I always assign several monographs, to introduce students to in-depth historical description and to expose them to academic historical writing. I am very choosy in selecting these monographs. For an introductory class, I prefer monographs that are well-written, engaging, and deal more with individual people than amorphous social developments. When I learned that John had just published The Way of Improvement Leads Home, I decided to give it a try with the class. The book definitely meets my criteria. I was much impressed with the way it works as a contextual biography. Although focused on Philip Vickers Fithian, the book sets him in intellectual, political, and religious contexts to create a thick description of the late colonial and revolutionary periods.

I devoted an entire 100-minute class to discussing the book. We had no difficulties in filling this time. Students responded very well to the book, and conversation flowed well. In fact, it was probably one of the most memorable and lively conversations we’ve had all semester.

Several topics really engaged students:
1. The relationship of Philip and Betsy. They found those sections very well-written, and the characters were dramatically alive to the students. The prevailing sentiment was not to understand why Philip kept after Betsy for so long (or why she ultimately yielded). Although the students wanted to read contemporary dating practices into the 18th century, the book provided an excellent foil to show how courtship expectations and practices differed dramatically 200 years ago. It provided a “teachable moment” about historical change.

2. The intersection of Presbyterianism and republicanism in the Revolution. This allowed us to discuss again how Protestantism intersected with political ideology in promoting the American Revolution. We are simultaneously reading Marsden, Noll, and Hatch’s Search for Christian America, so the material in Way of Improvement helped deepen and extend our conversation.

3. The “rural enlightenment.” Having already discussed “Enlightenments in America,” these passages allowed us to see how enlightened cosmopolitanism might intersect with local settings like Cohansey, New Jersey. One student was particularly enthralled with the idea of “exhorting societies.”

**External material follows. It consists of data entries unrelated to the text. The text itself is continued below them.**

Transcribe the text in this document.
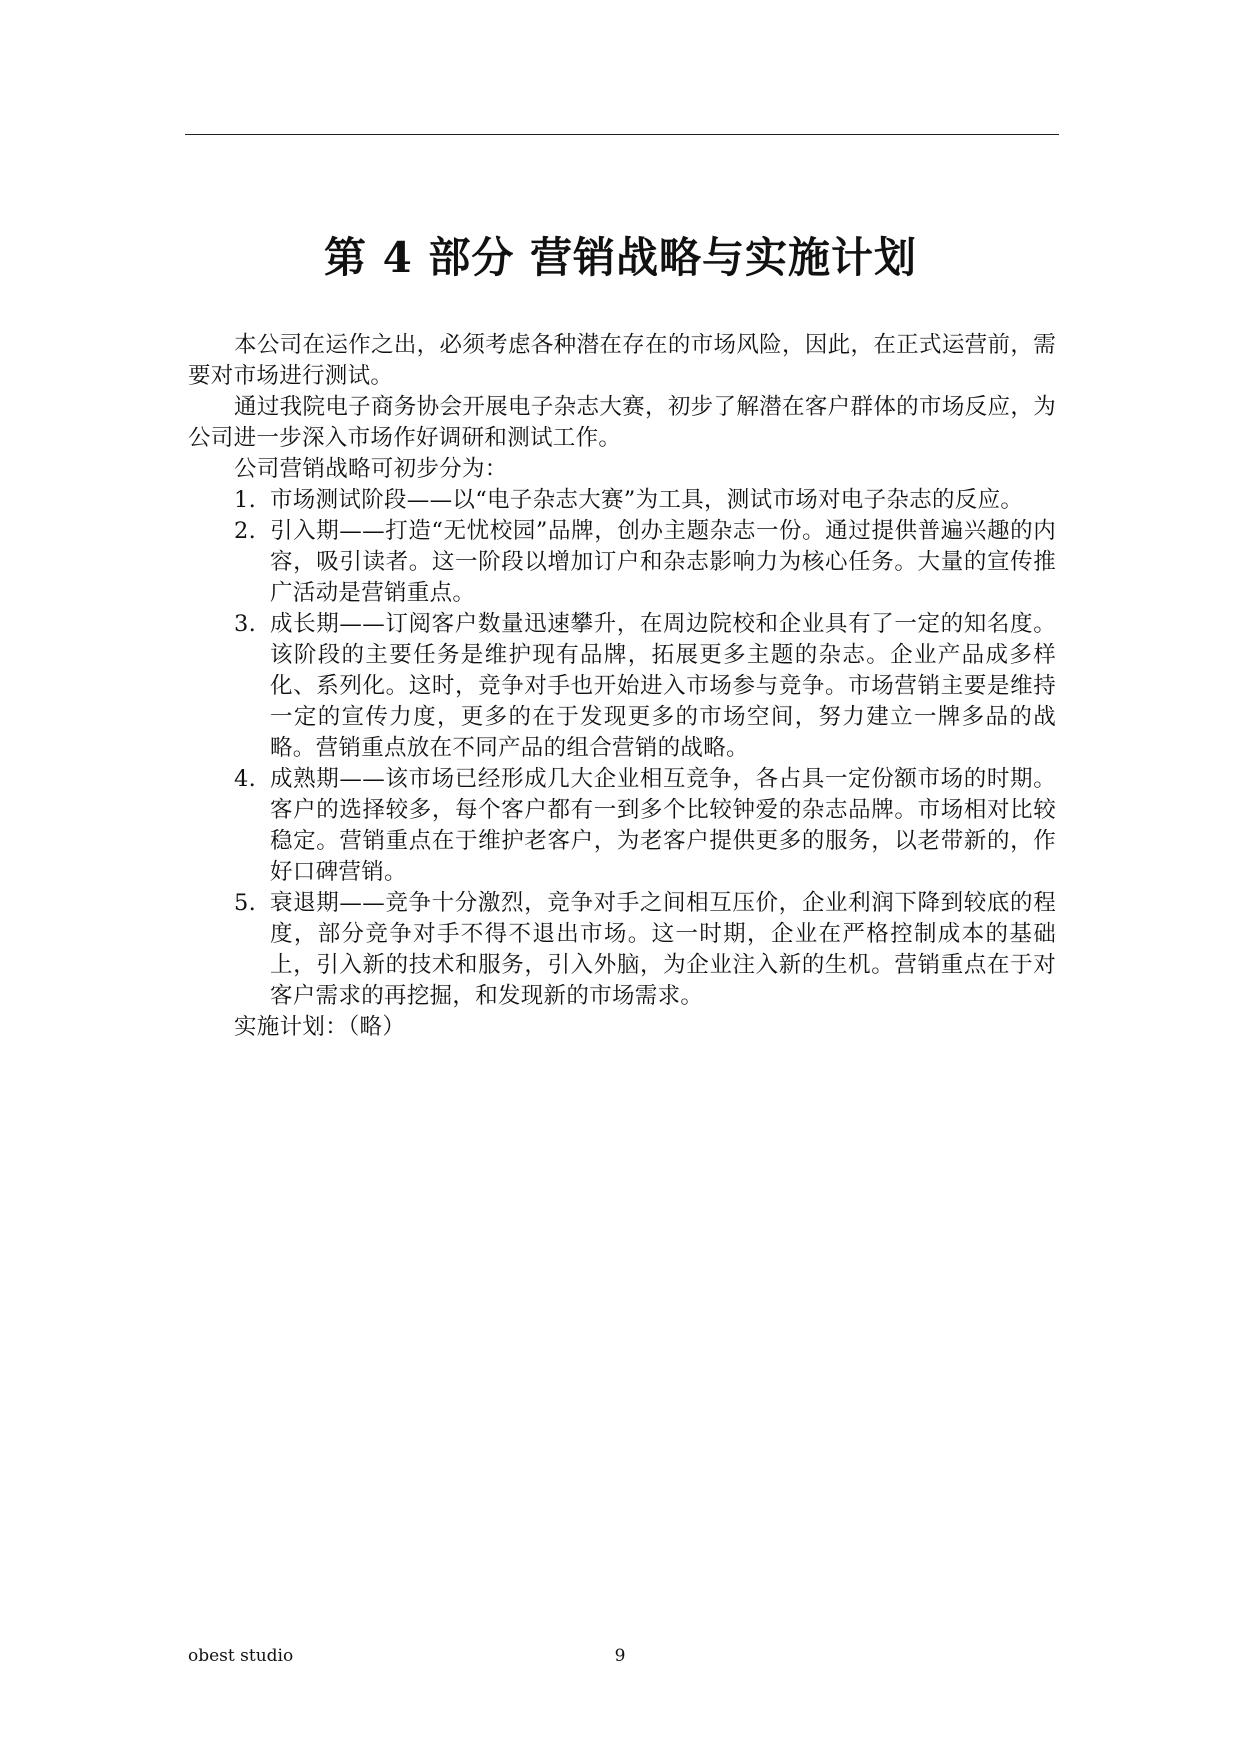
第 4 部分 营销战略与实施计划

本公司在运作之出，必须考虑各种潜在存在的市场风险，因此，在正式运营前，需要对市场进行测试。

通过我院电子商务协会开展电子杂志大赛，初步了解潜在客户群体的市场反应，为公司进一步深入市场作好调研和测试工作。

公司营销战略可初步分为：

1. 市场测试阶段——以“电子杂志大赛”为工具，测试市场对电子杂志的反应。
2. 引入期——打造“无忧校园”品牌，创办主题杂志一份。通过提供普遍兴趣的内容，吸引读者。这一阶段以增加订户和杂志影响力为核心任务。大量的宣传推广活动是营销重点。
3. 成长期——订阅客户数量迅速攀升，在周边院校和企业具有了一定的知名度。该阶段的主要任务是维护现有品牌，拓展更多主题的杂志。企业产品成多样化、系列化。这时，竞争对手也开始进入市场参与竞争。市场营销主要是维持一定的宣传力度，更多的在于发现更多的市场空间，努力建立一牌多品的战略。营销重点放在不同产品的组合营销的战略。
4. 成熟期——该市场已经形成几大企业相互竞争，各占具一定份额市场的时期。客户的选择较多，每个客户都有一到多个比较钟爱的杂志品牌。市场相对比较稳定。营销重点在于维护老客户，为老客户提供更多的服务，以老带新的，作好口碑营销。
5. 衰退期——竞争十分激烈，竞争对手之间相互压价，企业利润下降到较底的程度，部分竞争对手不得不退出市场。这一时期，企业在严格控制成本的基础上，引入新的技术和服务，引入外脑，为企业注入新的生机。营销重点在于对客户需求的再挖掘，和发现新的市场需求。

实施计划：（略）

obest studio	9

….the book was a success. A good endorsement of the book came from a student who is also taking my “American Religious History” class. He observed the book could profitably have been used for either class. I think he’s right. I could also see the book working well in a “Colonial America,” “Atlantic Worlds,” “American Revolution,” or “American Intellectual History” class. The book is definitely accessible to undergraduates of all levels, so I would strongly recommend that professors looking for course adoptions strongly consider The Way of Improvement Leads Home.